Martedì 17 gennaio Agorà – Duemiladiciasette ha ospitato in studio Tommaso Zorzi, mandando in onda un servizio nel quale veniva raccontata la sua giornata tipo, tra colazioni da Marchesi e negozi più in di Milano. In collegamento anche Vittorio Sgarbi, che non ha ovviamente perso occasione per sottolineare quanto questi ragazzi siano “modello di riferimento per un popolo di coglioni come loro“.

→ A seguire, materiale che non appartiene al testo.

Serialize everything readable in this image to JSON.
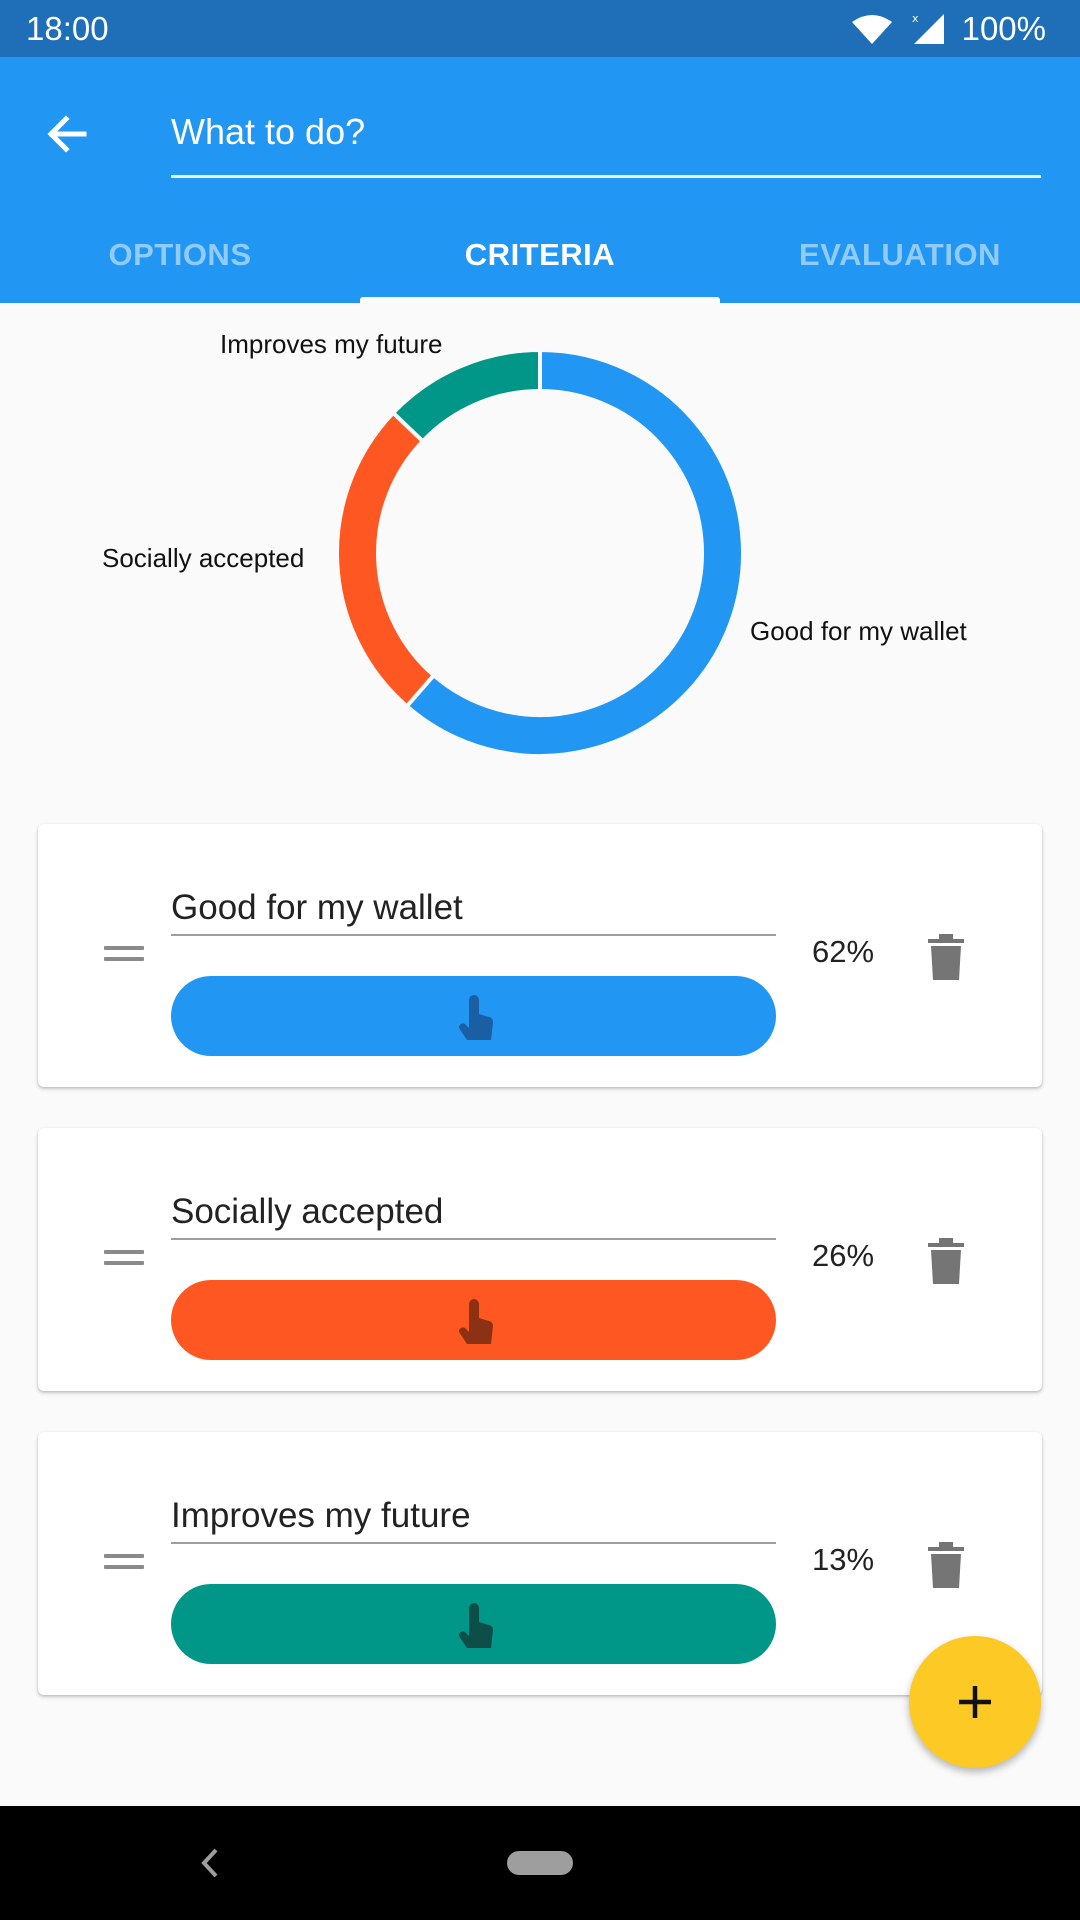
{
  "status": {
    "time": "18:00",
    "battery": "100%",
    "icons": [
      "wifi-icon",
      "signal-icon",
      "battery-text"
    ]
  },
  "app_bar": {
    "back_icon": "arrow-back-icon",
    "title_value": "What to do?",
    "tabs": [
      {
        "label": "OPTIONS",
        "active": false
      },
      {
        "label": "CRITERIA",
        "active": true
      },
      {
        "label": "EVALUATION",
        "active": false
      }
    ]
  },
  "chart_data": {
    "type": "pie",
    "style": "donut",
    "categories": [
      "Good for my wallet",
      "Socially accepted",
      "Improves my future"
    ],
    "values": [
      62,
      26,
      13
    ],
    "colors": [
      "#2196f3",
      "#ff5722",
      "#009688"
    ],
    "title": ""
  },
  "criteria": [
    {
      "name": "Good for my wallet",
      "weight": "62%",
      "weight_value": 62,
      "color": "#2196f3",
      "handle_color": "#1a5fa3"
    },
    {
      "name": "Socially accepted",
      "weight": "26%",
      "weight_value": 26,
      "color": "#ff5722",
      "handle_color": "#8d3114"
    },
    {
      "name": "Improves my future",
      "weight": "13%",
      "weight_value": 13,
      "color": "#009688",
      "handle_color": "#0d4f48"
    }
  ],
  "icons": {
    "drag": "drag-handle-icon",
    "delete": "trash-icon",
    "slider_handle": "touch-icon",
    "fab": "plus-icon"
  },
  "nav": {
    "back_icon": "nav-back-icon",
    "home_icon": "home-pill-icon"
  }
}
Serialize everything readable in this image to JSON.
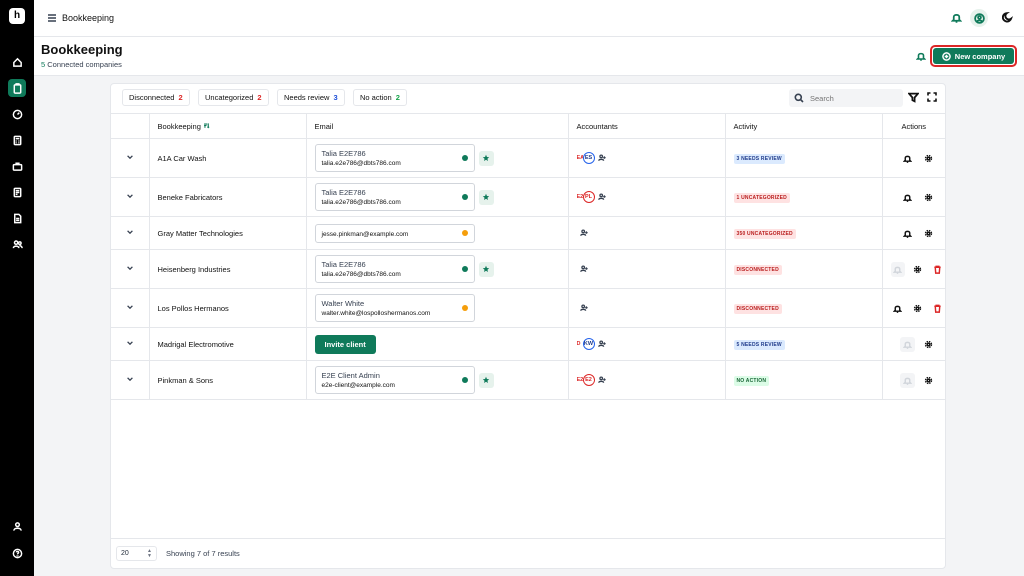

Il web idolatra il bello, il ricco, l’appariscente; più ciò che fai sarà stupido e oltre il buon senso, più alto sarà il numero di visualizzazioni su YouTube. Poco conta il perché, poco conta il come: il piccolo schermo, aiutato dal mondo virtuale, rende famosi e invidiati.

Conta l’apparenza e non la sostanza. Emblematico Gianluca Vacchi, poco famoso per la sua capacità imprenditoriale ma molto famoso per i suoi balletti, tanto da essere il testimonial dello spot natalizio della Bank of Georgia. E non è un caso che proprio Gianluca Vacchi sia citato da alcuni dei protagonisti di Riccanza come un modello da seguire, come esempio di un lifestyle che, nella sua totale frivolezza, appaga.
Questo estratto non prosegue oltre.